Detection of duplicate green job postings

Here we go!! I just sent out a press release announcing the release of a new feature that detects duplicate job postings.

You may not think it's important, but it is... it's incredible how the top job search engines don't even bother trying. It's true of indeed.com and simplyhired.com, and my green job search competitor greenjobspider.com.

In the case of greenjobspider.com, they don't bother to clean house at all: they have duplicates, and very old jobs. To complicate things for the job seeker, the date format changes from one posting to another; sometimes it's mm/dd/yyyy, and sometimes it's dd/mm/yyyy.

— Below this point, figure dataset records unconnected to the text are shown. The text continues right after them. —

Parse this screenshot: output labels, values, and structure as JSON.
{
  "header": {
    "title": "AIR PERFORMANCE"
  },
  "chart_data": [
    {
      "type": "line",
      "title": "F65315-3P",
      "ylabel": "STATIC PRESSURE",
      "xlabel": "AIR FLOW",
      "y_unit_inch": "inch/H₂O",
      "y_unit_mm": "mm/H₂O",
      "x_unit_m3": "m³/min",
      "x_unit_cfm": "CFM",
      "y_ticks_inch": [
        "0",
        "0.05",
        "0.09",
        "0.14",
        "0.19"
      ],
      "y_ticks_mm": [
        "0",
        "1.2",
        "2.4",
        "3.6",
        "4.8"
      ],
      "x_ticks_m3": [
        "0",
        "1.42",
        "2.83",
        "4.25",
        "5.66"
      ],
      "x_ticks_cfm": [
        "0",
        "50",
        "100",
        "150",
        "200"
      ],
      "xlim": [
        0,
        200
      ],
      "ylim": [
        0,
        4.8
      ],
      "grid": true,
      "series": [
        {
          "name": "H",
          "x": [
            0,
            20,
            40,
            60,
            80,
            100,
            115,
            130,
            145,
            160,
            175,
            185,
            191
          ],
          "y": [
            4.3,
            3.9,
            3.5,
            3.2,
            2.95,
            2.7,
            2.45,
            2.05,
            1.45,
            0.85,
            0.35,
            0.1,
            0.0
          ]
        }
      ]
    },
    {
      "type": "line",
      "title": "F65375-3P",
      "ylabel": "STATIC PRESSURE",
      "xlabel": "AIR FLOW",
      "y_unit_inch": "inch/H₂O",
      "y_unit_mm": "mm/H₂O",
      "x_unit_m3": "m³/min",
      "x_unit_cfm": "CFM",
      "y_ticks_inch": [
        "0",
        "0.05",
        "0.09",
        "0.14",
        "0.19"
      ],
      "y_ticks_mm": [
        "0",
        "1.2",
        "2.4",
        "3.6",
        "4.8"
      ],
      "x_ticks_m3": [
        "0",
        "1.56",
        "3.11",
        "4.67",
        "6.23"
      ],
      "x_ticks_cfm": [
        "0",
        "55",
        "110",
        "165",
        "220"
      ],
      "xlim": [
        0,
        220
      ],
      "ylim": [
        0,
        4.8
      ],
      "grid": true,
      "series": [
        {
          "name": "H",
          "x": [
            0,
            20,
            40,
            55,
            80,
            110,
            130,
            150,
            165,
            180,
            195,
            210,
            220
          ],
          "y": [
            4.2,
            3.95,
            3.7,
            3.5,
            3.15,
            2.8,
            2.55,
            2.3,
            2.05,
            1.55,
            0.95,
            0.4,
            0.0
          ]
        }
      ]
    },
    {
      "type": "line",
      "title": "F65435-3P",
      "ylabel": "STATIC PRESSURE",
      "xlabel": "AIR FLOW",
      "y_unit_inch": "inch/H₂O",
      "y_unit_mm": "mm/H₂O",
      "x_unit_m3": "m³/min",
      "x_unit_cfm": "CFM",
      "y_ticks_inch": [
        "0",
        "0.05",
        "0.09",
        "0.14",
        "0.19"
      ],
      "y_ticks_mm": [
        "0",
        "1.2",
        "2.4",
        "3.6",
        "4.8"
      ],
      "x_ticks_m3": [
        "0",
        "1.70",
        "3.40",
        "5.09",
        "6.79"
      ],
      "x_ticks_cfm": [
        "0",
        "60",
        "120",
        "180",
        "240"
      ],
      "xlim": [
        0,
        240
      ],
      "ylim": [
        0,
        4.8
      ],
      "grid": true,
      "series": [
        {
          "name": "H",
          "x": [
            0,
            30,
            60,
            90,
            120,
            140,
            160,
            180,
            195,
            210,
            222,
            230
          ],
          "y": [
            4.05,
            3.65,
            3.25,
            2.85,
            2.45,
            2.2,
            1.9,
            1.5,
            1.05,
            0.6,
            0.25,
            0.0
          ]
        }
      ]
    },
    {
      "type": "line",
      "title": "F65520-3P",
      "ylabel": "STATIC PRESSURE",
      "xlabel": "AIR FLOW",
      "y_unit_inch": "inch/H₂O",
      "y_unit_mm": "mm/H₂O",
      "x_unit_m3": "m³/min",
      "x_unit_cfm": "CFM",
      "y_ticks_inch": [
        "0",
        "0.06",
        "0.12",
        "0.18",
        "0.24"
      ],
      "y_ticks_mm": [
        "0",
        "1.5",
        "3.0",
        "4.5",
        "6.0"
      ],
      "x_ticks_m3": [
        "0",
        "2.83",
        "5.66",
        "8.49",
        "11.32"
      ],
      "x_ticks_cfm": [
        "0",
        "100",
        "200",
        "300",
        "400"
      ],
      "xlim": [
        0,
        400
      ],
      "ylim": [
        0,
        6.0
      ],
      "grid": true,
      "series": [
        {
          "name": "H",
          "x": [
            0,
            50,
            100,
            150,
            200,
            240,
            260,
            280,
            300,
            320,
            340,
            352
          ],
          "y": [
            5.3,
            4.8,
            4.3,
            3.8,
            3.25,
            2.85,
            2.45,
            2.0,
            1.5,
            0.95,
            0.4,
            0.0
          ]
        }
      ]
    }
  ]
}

Here's an example: run a search on greenjobspider.com with keyword "greenpeace".
You'll see the duplicates easily, and the different date formats as well. It's actually very easy to find out they don't find duplicates because in the "from" field where they display the source, there's never more than one source.
In this example (I did it on July 7th, 2010) you'll find:

  • IT Solution team leader: 3 times, from SustainLane, Green Jobs Free and GenGreenLife
  • IT Systems Specialist: 3 times, from SustainLane, Green Jobs Free and GenGreenLife
  • Development Director at Greenpeace : twice, both from Eco.org, with different post dates (April and June)
  • Online Director: 6 times, but at 2 locations, so it's 2 jobs 3 times.

So, of the 24 jobs listed at Greenpeace, it's actually only 14!